Plus loin que la nuit

2005, vidéo, couleur, sonore, 10’
France, 13', CFC+BW, STS
Production : Boulevard des Productions.
Réalisation : Robert Cahen
Assistante : Nguyen Sy Bang.
Montage : Thierry Maury
conception sonore : Francisco Ruiz de Infante (Autour de la Terre)

Hanoi 2004, une femme se coiffe dans la nuit, un train passe entre des maisons, une foule se presse, se bouscule et travaille, un enfant oublié attend.

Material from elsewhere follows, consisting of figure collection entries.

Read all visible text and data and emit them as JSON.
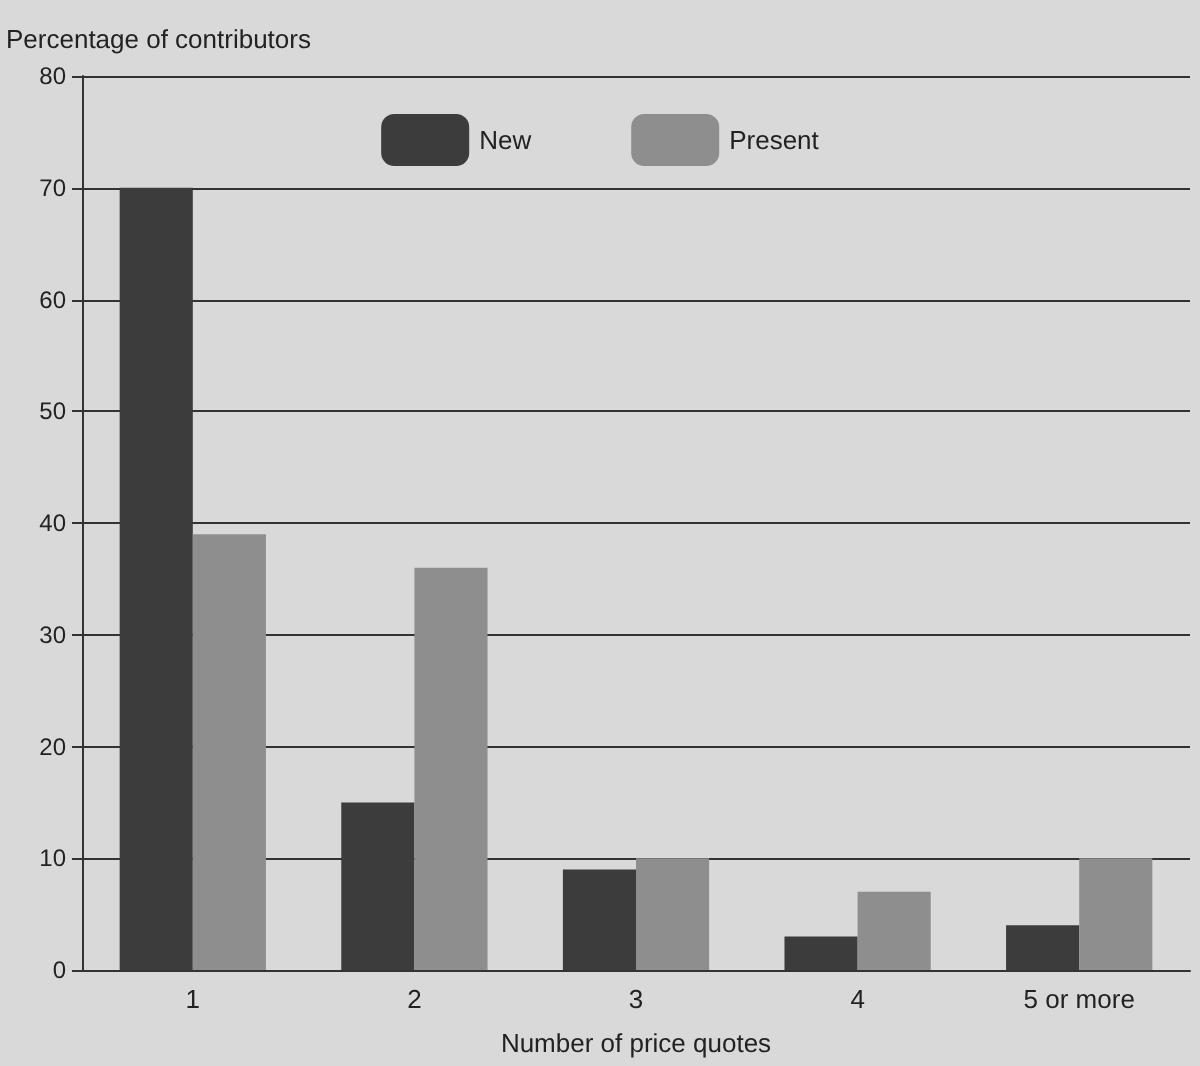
{
  "chart_data": {
    "type": "bar",
    "ylabel": "Percentage of contributors",
    "xlabel": "Number of price quotes",
    "categories": [
      "1",
      "2",
      "3",
      "4",
      "5 or more"
    ],
    "series": [
      {
        "name": "New",
        "color": "#3c3c3c",
        "values": [
          70,
          15,
          9,
          3,
          4
        ]
      },
      {
        "name": "Present",
        "color": "#8e8e8e",
        "values": [
          39,
          36,
          10,
          7,
          10
        ]
      }
    ],
    "ylim": [
      0,
      80
    ],
    "yticks": [
      0,
      10,
      20,
      30,
      40,
      50,
      60,
      70,
      80
    ],
    "grid": "y",
    "legend": "top"
  }
}
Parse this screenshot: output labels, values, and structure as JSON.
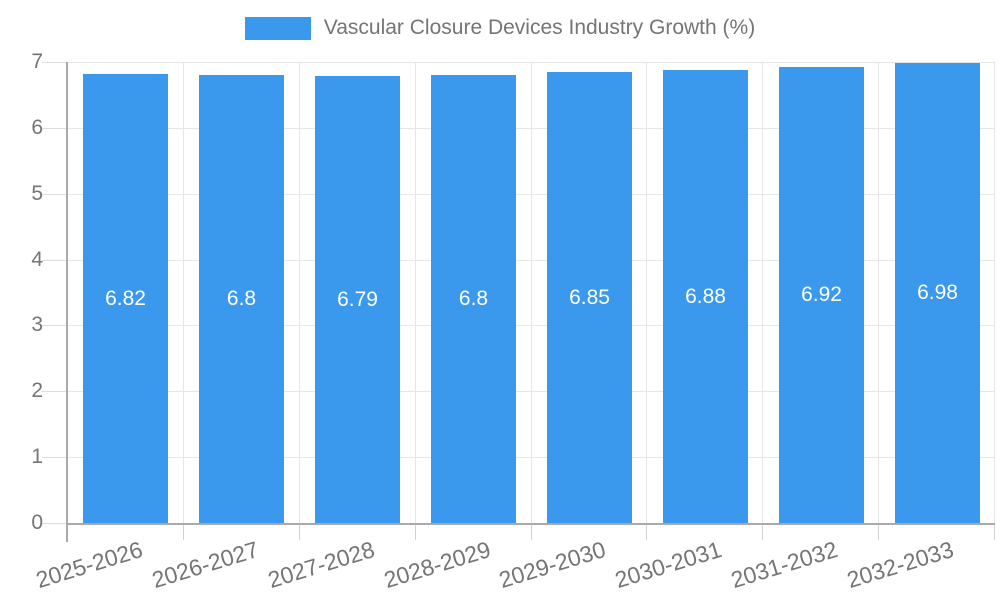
{
  "legend": {
    "label": "Vascular Closure Devices Industry Growth (%)"
  },
  "chart_data": {
    "type": "bar",
    "title": "Vascular Closure Devices Industry Growth (%)",
    "categories": [
      "2025-2026",
      "2026-2027",
      "2027-2028",
      "2028-2029",
      "2029-2030",
      "2030-2031",
      "2031-2032",
      "2032-2033"
    ],
    "values": [
      6.82,
      6.8,
      6.79,
      6.8,
      6.85,
      6.88,
      6.92,
      6.98
    ],
    "bar_labels": [
      "6.82",
      "6.8",
      "6.79",
      "6.8",
      "6.85",
      "6.88",
      "6.92",
      "6.98"
    ],
    "xlabel": "",
    "ylabel": "",
    "ylim": [
      0,
      7
    ],
    "yticks": [
      0,
      1,
      2,
      3,
      4,
      5,
      6,
      7
    ],
    "grid": true,
    "legend_position": "top",
    "colors": {
      "bar": "#3B99ED",
      "value_label": "#FFFFFF",
      "gridline": "#E6E6E6",
      "axis_line": "#A9A9A9",
      "axis_text": "#757575"
    }
  }
}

Philippe Avril , Producteur vivant à Strasbourg, à propos de "Plus loin que la nuit"

Il est avant tout question ici de transport, de portage, de déplacements. Vélos, paquetages, camions se bousculent à l'image, la traversent, la passent. Un train comme fantôme qui semble ne jamais devoir arriver en quelque gare de Hanoï , qui perfore, absorbe, avale un espace urbain surpeuplé et confiné ; il se fait l'emblême de la tension quotidienne et de l'inattention habituelle des gens face à un ordre des choses qu'ils côtoient depuis leur nuit des temps.

Rien d'ethnologique ni de sociologique bien évidemment dans ce court film. La relation aux individus, aux visages, aux regards ne peut s'installer
qu'après avoir capté le bougé permanent de la foule anonyme qui traverse un écran surbondé. 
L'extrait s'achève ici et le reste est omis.